O Coletivo XIS, promotor da petição agora lançada, explica por isso a necessidade de alterar o referido artigo, cuja atual redação cria “condições para a reprodução de estereótipos étnico-raciais por parte das forças policiais” sobretudo contra um grupo social específico: os imigrantes e os afrodescendentes.
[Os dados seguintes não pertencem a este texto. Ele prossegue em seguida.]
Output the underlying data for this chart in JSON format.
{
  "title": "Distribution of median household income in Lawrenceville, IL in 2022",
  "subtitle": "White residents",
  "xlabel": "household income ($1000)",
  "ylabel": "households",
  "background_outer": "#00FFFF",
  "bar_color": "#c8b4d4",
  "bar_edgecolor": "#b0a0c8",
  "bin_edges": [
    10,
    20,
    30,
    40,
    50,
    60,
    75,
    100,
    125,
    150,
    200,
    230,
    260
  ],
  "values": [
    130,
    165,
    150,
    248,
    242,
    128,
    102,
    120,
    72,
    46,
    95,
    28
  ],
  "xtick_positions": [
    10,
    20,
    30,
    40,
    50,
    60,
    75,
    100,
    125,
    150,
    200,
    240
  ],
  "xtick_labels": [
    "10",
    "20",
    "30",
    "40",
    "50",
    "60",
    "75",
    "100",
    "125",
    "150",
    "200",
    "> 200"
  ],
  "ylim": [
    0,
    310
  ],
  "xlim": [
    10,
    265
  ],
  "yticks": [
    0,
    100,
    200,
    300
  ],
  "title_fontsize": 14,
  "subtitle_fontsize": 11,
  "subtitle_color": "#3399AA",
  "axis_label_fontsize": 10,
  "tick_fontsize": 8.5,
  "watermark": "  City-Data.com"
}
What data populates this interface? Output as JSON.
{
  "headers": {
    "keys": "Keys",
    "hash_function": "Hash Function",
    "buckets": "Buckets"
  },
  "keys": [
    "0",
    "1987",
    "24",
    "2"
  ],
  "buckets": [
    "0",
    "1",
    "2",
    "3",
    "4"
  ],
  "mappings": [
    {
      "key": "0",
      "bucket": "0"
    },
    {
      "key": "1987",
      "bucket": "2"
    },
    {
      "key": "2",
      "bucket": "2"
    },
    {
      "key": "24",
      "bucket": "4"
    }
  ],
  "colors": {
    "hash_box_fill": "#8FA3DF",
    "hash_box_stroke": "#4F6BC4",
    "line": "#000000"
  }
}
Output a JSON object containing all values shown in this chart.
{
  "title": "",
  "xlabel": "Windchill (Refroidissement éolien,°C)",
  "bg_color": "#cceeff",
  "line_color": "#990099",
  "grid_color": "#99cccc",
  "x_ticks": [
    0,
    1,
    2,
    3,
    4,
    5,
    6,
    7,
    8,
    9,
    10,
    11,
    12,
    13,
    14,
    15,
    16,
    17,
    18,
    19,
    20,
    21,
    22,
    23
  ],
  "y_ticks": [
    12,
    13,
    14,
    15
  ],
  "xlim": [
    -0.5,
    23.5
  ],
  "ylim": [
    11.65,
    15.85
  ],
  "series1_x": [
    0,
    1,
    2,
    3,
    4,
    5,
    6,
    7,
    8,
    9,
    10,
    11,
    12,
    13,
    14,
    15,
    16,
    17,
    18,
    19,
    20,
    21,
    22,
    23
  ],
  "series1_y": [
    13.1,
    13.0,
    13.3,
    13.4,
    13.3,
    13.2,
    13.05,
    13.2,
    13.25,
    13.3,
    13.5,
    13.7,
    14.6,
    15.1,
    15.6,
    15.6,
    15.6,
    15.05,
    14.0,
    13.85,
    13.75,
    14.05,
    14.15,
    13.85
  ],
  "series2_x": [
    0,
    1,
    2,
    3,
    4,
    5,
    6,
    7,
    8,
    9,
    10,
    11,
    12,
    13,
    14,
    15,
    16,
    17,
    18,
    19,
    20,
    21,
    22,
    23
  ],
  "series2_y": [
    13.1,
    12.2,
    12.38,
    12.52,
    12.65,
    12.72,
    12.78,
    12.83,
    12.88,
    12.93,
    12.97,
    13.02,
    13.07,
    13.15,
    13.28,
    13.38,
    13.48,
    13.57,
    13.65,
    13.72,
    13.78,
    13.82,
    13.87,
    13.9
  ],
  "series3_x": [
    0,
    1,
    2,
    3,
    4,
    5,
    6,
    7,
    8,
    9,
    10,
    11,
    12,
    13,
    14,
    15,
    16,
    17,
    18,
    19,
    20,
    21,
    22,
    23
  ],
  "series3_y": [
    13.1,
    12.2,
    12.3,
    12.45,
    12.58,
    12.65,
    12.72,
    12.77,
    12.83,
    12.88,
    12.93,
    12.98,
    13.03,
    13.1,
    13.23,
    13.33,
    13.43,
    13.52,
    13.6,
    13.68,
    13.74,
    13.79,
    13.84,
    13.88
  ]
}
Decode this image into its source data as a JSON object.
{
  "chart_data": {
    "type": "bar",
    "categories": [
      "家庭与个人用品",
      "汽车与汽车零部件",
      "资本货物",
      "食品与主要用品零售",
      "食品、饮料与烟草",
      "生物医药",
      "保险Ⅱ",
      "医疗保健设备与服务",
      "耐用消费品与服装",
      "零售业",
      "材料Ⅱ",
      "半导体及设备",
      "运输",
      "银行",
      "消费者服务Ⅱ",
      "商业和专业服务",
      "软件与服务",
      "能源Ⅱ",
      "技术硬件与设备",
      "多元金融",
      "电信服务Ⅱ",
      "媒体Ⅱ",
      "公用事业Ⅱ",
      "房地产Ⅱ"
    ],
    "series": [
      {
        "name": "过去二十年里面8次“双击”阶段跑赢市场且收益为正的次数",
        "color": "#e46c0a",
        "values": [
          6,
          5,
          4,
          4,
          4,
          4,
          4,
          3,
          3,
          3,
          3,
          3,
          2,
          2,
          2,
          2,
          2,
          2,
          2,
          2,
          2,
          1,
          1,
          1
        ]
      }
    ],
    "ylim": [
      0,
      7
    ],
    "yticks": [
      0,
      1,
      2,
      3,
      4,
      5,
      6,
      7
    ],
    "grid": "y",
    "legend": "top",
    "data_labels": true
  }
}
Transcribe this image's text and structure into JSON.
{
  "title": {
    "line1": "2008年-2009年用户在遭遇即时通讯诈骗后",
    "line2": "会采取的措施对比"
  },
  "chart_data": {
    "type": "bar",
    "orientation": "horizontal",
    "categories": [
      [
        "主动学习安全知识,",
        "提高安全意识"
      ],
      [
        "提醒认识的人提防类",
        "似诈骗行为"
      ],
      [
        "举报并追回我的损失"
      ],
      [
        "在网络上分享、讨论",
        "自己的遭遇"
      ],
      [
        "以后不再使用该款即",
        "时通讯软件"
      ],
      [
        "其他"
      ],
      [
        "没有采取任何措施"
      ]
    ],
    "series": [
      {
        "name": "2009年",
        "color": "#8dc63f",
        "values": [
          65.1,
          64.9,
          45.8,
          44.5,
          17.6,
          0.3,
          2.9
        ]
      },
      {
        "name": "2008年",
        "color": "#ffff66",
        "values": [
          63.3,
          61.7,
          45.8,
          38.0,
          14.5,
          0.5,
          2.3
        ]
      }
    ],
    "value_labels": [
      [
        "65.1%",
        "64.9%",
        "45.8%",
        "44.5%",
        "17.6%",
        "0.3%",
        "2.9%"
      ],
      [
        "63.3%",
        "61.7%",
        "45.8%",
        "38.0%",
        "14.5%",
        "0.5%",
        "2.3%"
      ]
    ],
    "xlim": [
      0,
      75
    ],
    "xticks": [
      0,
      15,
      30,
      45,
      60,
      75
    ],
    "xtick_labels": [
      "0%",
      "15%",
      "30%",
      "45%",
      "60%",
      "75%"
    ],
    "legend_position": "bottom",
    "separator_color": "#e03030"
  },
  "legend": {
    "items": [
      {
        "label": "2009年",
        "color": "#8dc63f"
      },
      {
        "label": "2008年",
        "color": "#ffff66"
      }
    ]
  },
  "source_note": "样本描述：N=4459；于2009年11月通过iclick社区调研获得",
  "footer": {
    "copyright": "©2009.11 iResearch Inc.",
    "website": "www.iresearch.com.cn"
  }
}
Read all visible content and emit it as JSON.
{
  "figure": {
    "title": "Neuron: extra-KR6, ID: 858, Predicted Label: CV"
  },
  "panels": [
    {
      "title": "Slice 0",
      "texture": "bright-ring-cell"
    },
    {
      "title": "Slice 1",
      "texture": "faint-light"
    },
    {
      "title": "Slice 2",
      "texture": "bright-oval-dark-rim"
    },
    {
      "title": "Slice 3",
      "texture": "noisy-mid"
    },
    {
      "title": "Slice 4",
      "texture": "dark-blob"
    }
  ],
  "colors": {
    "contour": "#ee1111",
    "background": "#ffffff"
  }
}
“Para quem não tem pele clara e aparência ´europeia`, a situação é conhecida: sem razão aparente, é abordado pelas forças policiais para se identificar, nem sempre de forma mais cordial. Em qualquer contexto social, no meio de grandes grupos ou individualmente, as pessoas racializadas são objeto de tratamento específico por parte das autoridades. Muitos já se terão perguntado qual poderia ser o fundamento legal dessa situação francamente discriminatória, referida no contexto anglo-americano como racial profiling, e cujas principais vítimas são os afrodescendentes”, refere o Coletivo XIS.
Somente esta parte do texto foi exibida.